埼玉新聞

 

<高校野球>天国の女子マネ、八潮南高野球部員らと最後まで戦う 遺影と一緒に応援する母「どうしても」

  • スタンドで応援する八潮南のマネジャーだった児玉由惟さんの母千穂さん(中央)=21日、上尾市民球場

 (埼玉大会=21日・上尾市民)

 八潮南高校野球部の女子マネジャーだった児玉由惟さん=当時(16)=は2年前、通学途中に交通事故で亡くなった。八潮南は21日、上尾市民球場の4回戦で所沢商と対戦し、由惟さんの母千穂さん(46)もスタンドから声援を送った。

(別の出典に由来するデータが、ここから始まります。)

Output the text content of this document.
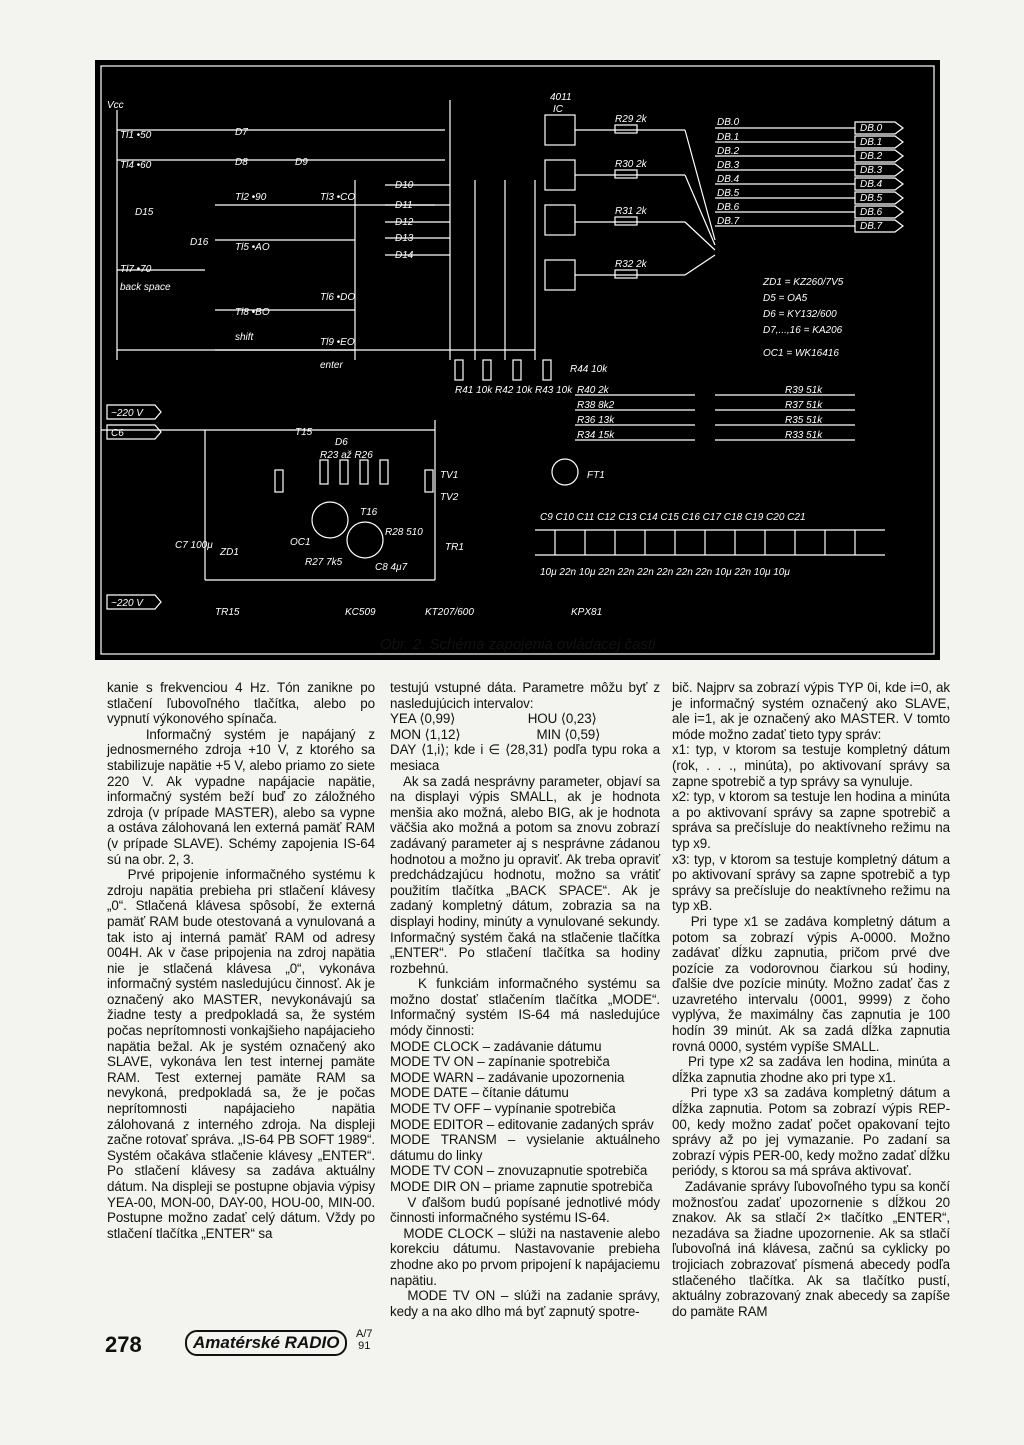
Vcc
4011
IC
Tl1 •50
Tl4 •60
Tl7 •70
back space
Tl2 •90	Tl3 •CO
Tl5 •AO
Tl8 •BO
shift
Tl6 •DO
Tl9 •EO
enter
D7
D8	D9
D10
D11
D12
D13
D14
D15
D16
DB.0
DB.1
DB.2
DB.3
DB.4
DB.5
DB.6
DB.7
DB.0
DB.1
DB.2
DB.3
DB.4
DB.5
DB.6
DB.7
ZD1 = KZ260/7V5
D5 = OA5
D6 = KY132/600
D7,...,16 = KA206
OC1 = WK16416
R29 2k
R30 2k
R31 2k
R32 2k
R41 10k R42 10k R43 10k
R44 10k
R40 2k
R38 8k2
R36 13k
R34 15k
R39 51k
R37 51k
R35 51k
R33 51k
C9 C10 C11 C12 C13 C14 C15 C16 C17 C18 C19 C20 C21
10μ 22n 10μ 22n 22n 22n 22n 22n 22n 10μ 22n 10μ 10μ
~220 V
C6
~220 V
TR15	KC509	KT207/600	KPX81
FT1
OC1
ZD1
TV1
TV2
TR1
T15
T16
D6
C7 100μ
C8 4μ7
R23 až R26
R27 7k5
R28 510
Obr. 2. Schéma zapojenia ovládacej časti

kanie s frekvenciou 4 Hz. Tón zanikne po stlačení ľubovoľného tlačítka, alebo po vypnutí výkonového spínača.

Informačný systém je napájaný z jednosmerného zdroja +10 V, z ktorého sa stabilizuje napätie +5 V, alebo priamo zo siete 220 V. Ak vypadne napájacie napätie, informačný systém beží buď zo záložného zdroja (v prípade MASTER), alebo sa vypne a ostáva zálohovaná len externá pamäť RAM (v prípade SLAVE). Schémy zapojenia IS-64 sú na obr. 2, 3.

Prvé pripojenie informačného systému k zdroju napätia prebieha pri stlačení klávesy „0“. Stlačená klávesa spôsobí, že externá pamäť RAM bude otestovaná a vynulovaná a tak isto aj interná pamäť RAM od adresy 004H. Ak v čase pripojenia na zdroj napätia nie je stlačená klávesa „0“, vykonáva informačný systém nasledujúcu činnosť. Ak je označený ako MASTER, nevykonávajú sa žiadne testy a predpokladá sa, že systém počas neprítomnosti vonkajšieho napájacieho napätia bežal. Ak je systém označený ako SLAVE, vykonáva len test internej pamäte RAM. Test externej pamäte RAM sa nevykoná, predpokladá sa, že je počas neprítomnosti napájacieho napätia zálohovaná z interného zdroja. Na displeji začne rotovať správa. „IS-64 PB SOFT 1989“. Systém očakáva stlačenie klávesy „ENTER“. Po stlačení klávesy sa zadáva aktuálny dátum. Na displeji se postupne objavia výpisy YEA-00, MON-00, DAY-00, HOU-00, MIN-00. Postupne možno zadať celý dátum. Vždy po stlačení tlačítka „ENTER“ sa

testujú vstupné dáta. Parametre môžu byť z nasledujúcich intervalov:

YEA ⟨0,99⟩                    HOU ⟨0,23⟩

MON ⟨1,12⟩                     MIN ⟨0,59⟩

DAY ⟨1,i⟩; kde i ∈ ⟨28,31⟩ podľa typu roka a mesiaca

Ak sa zadá nesprávny parameter, objaví sa na displayi výpis SMALL, ak je hodnota menšia ako možná, alebo BIG, ak je hodnota väčšia ako možná a potom sa znovu zobrazí zadávaný parameter aj s nesprávne zádanou hodnotou a možno ju opraviť. Ak treba opraviť predchádzajúcu hodnotu, možno sa vrátiť použitím tlačítka „BACK SPACE“. Ak je zadaný kompletný dátum, zobrazia sa na displayi hodiny, minúty a vynulované sekundy. Informačný systém čaká na stlačenie tlačítka „ENTER“. Po stlačení tlačítka sa hodiny rozbehnú.

K funkciám informačného systému sa možno dostať stlačením tlačítka „MODE“. Informačný systém IS-64 má nasledujúce módy činnosti:

MODE CLOCK – zadávanie dátumu

MODE TV ON – zapínanie spotrebiča

MODE WARN – zadávanie upozornenia

MODE DATE – čítanie dátumu

MODE TV OFF – vypínanie spotrebiča

MODE EDITOR – editovanie zadaných správ

MODE TRANSM – vysielanie aktuálneho dátumu do linky

MODE TV CON – znovuzapnutie spotrebiča

MODE DIR ON – priame zapnutie spotrebiča

V ďalšom budú popísané jednotlivé módy činnosti informačného systému IS-64.

MODE CLOCK – slúži na nastavenie alebo korekciu dátumu. Nastavovanie prebieha zhodne ako po prvom pripojení k napájaciemu napätiu.

MODE TV ON – slúži na zadanie správy, kedy a na ako dlho má byť zapnutý spotre-

bič. Najprv sa zobrazí výpis TYP 0i, kde i=0, ak je informačný systém označený ako SLAVE, ale i=1, ak je označený ako MASTER. V tomto móde možno zadať tieto typy správ:

x1: typ, v ktorom sa testuje kompletný dátum (rok, . . ., minúta), po aktivovaní správy sa zapne spotrebič a typ správy sa vynuluje.

x2: typ, v ktorom sa testuje len hodina a minúta a po aktivovaní správy sa zapne spotrebič a správa sa prečísluje do neaktívneho režimu na typ x9.

x3: typ, v ktorom sa testuje kompletný dátum a po aktivovaní správy sa zapne spotrebič a typ správy sa prečísluje do neaktívneho režimu na typ xB.

Pri type x1 se zadáva kompletný dátum a potom sa zobrazí výpis A-0000. Možno zadávať dĺžku zapnutia, pričom prvé dve pozície za vodorovnou čiarkou sú hodiny, ďalšie dve pozície minúty. Možno zadať čas z uzavretého intervalu ⟨0001, 9999⟩ z čoho vyplýva, že maximálny čas zapnutia je 100 hodín 39 minút. Ak sa zadá dĺžka zapnutia rovná 0000, systém vypíše SMALL.

Pri type x2 sa zadáva len hodina, minúta a dĺžka zapnutia zhodne ako pri type x1.

Pri type x3 sa zadáva kompletný dátum a dĺžka zapnutia. Potom sa zobrazí výpis REP-00, kedy možno zadať počet opakovaní tejto správy až po jej vymazanie. Po zadaní sa zobrazí výpis PER-00, kedy možno zadať dĺžku periódy, s ktorou sa má správa aktivovať.

Zadávanie správy ľubovoľného typu sa končí možnosťou zadať upozornenie s dĺžkou 20 znakov. Ak sa stlačí 2× tlačítko „ENTER“, nezadáva sa žiadne upozornenie. Ak sa stlačí ľubovoľná iná klávesa, začnú sa cyklicky po trojiciach zobrazovať písmená abecedy podľa stlačeného tlačítka. Ak sa tlačítko pustí, aktuálny zobrazovaný znak abecedy sa zapíše do pamäte RAM

278	Amatérské RADIO	A/7
91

 試合は3―8で敗れたが、由惟さんと同級生だった3年生の部員たちは、由惟さんの分まで最後の夏を全力で戦い抜いた。

 もともとプロ野球が好きだったという由惟さん。高校入学後、初めはバドミントン部に入ろうとしていたが、由惟さんが野球好きだということを知った野球部員たちからマネジャーに誘われ、悩んだ末、野球部への入部を決めた。

 「野球のルールやスコアの付け方を勉強したり、苦手だった朝も自分で早く起きるようになった」。由惟さんの努力を傍らで見守っていた千穂さんが、成長を実感していた矢先の事故だった。2017年10月、自転車で自宅から部活のため学校に向かっていた途中、八潮市内で事故に遭い由惟さんは命を落とした。

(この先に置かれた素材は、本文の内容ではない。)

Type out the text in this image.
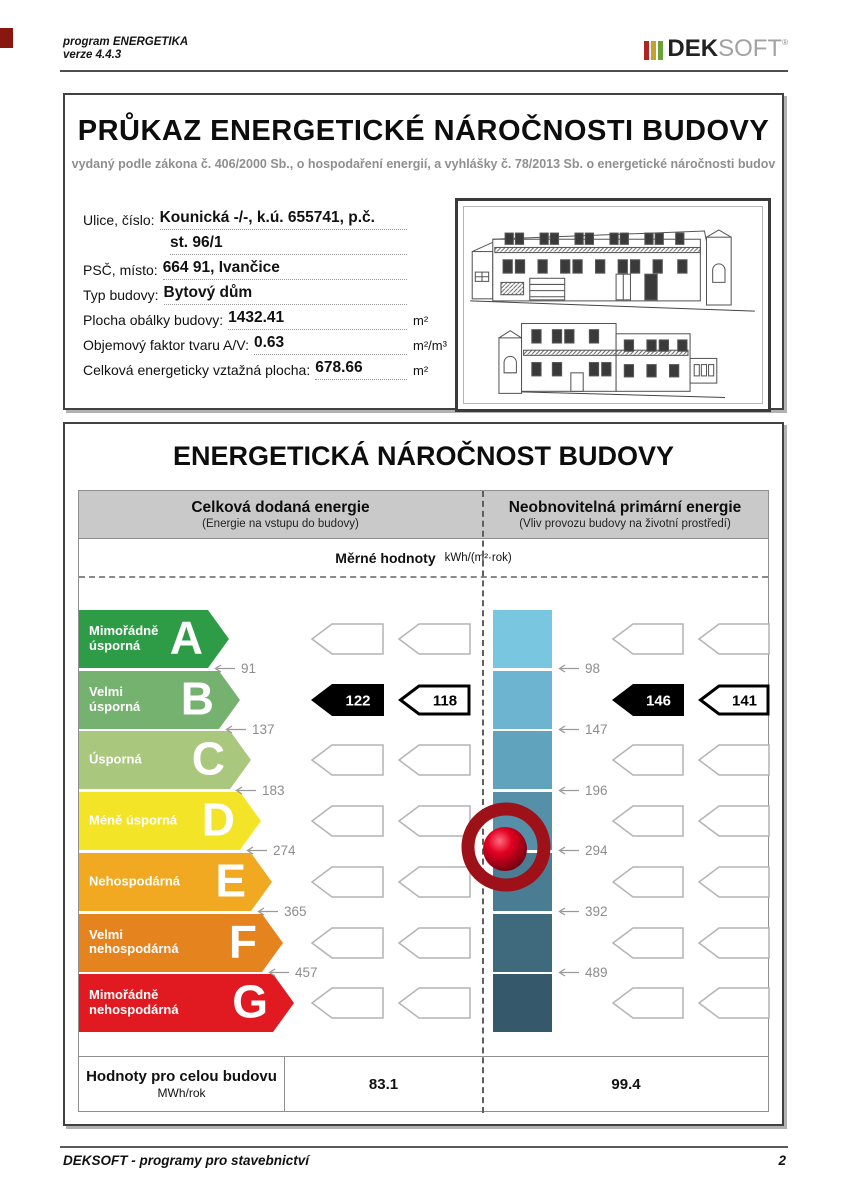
program ENERGETIKA
verze 4.4.3	DEK SOFT ®
PRŮKAZ ENERGETICKÉ NÁROČNOSTI BUDOVY
vydaný podle zákona č. 406/2000 Sb., o hospodaření energií, a vyhlášky č. 78/2013 Sb. o energetické náročnosti budov
Ulice, číslo: Kounická -/-, k.ú. 655741, p.č.
st. 96/1
PSČ, místo: 664 91, Ivančice
Typ budovy: Bytový dům
Plocha obálky budovy: 1432.41	m²
Objemový faktor tvaru A/V: 0.63	m²/m³
Celková energeticky vztažná plocha: 678.66	m²
ENERGETICKÁ NÁROČNOST BUDOVY
Celková dodaná energie
(Energie na vstupu do budovy)
Neobnovitelná primární energie
(Vliv provozu budovy na životní prostředí)
Měrné hodnoty kWh/(m²·rok)
Hodnoty pro celou budovu
MWh/rok
83.1	99.4
Mimořádně úsporná A
Velmi úsporná B
Úsporná	C
Méně úsporná D
Nehospodárná E
Velmi nehospodárná	F
Mimořádně nehospodárná	G
91
137
183
274
365
457
98
147
196
294
392
489
122	118	146	141
DEKSOFT - programy pro stavebnictví	2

 昨年は観戦に訪れることができなかった千穂さんだが、「夏の大会が大事だということは分かっていたから、最後の夏は娘をどうしても連れて来たかった」。由惟さんの遺影と一緒に同級生たちの雄姿をスタンドから見守った。

 選手たちも由惟さんから力をもらった。ベンチには由惟さんが着ていたTシャツを掲げ、形見のハンドタオルをお守り代わりにポケットに忍ばせて試合に臨んだ。

 加藤大晟主将(3年)は「生きていたら、今日ベンチに入ってもらっていたはず。『児玉のために』とチーム一丸で戦ってきた」。二回から登板した八重森博斗投手(3年)は、「児玉のために」と書かれた帽子を力に投げ抜いた。「毎イニングの投球練習の時に見て力をもらっていた」

 チームは3回戦の豊岡戦でサヨナラ勝ちを果たすなど勢いに乗っていた。この日も劣勢の中で中盤、終盤に得点し、追い上げる展開。「由惟は野球部をちゃんと見てくれているんだと思った。本当に野球が好きだったから」と千穂さん。最後の夏、由惟さんは大切な仲間たちと共に戦い抜いた。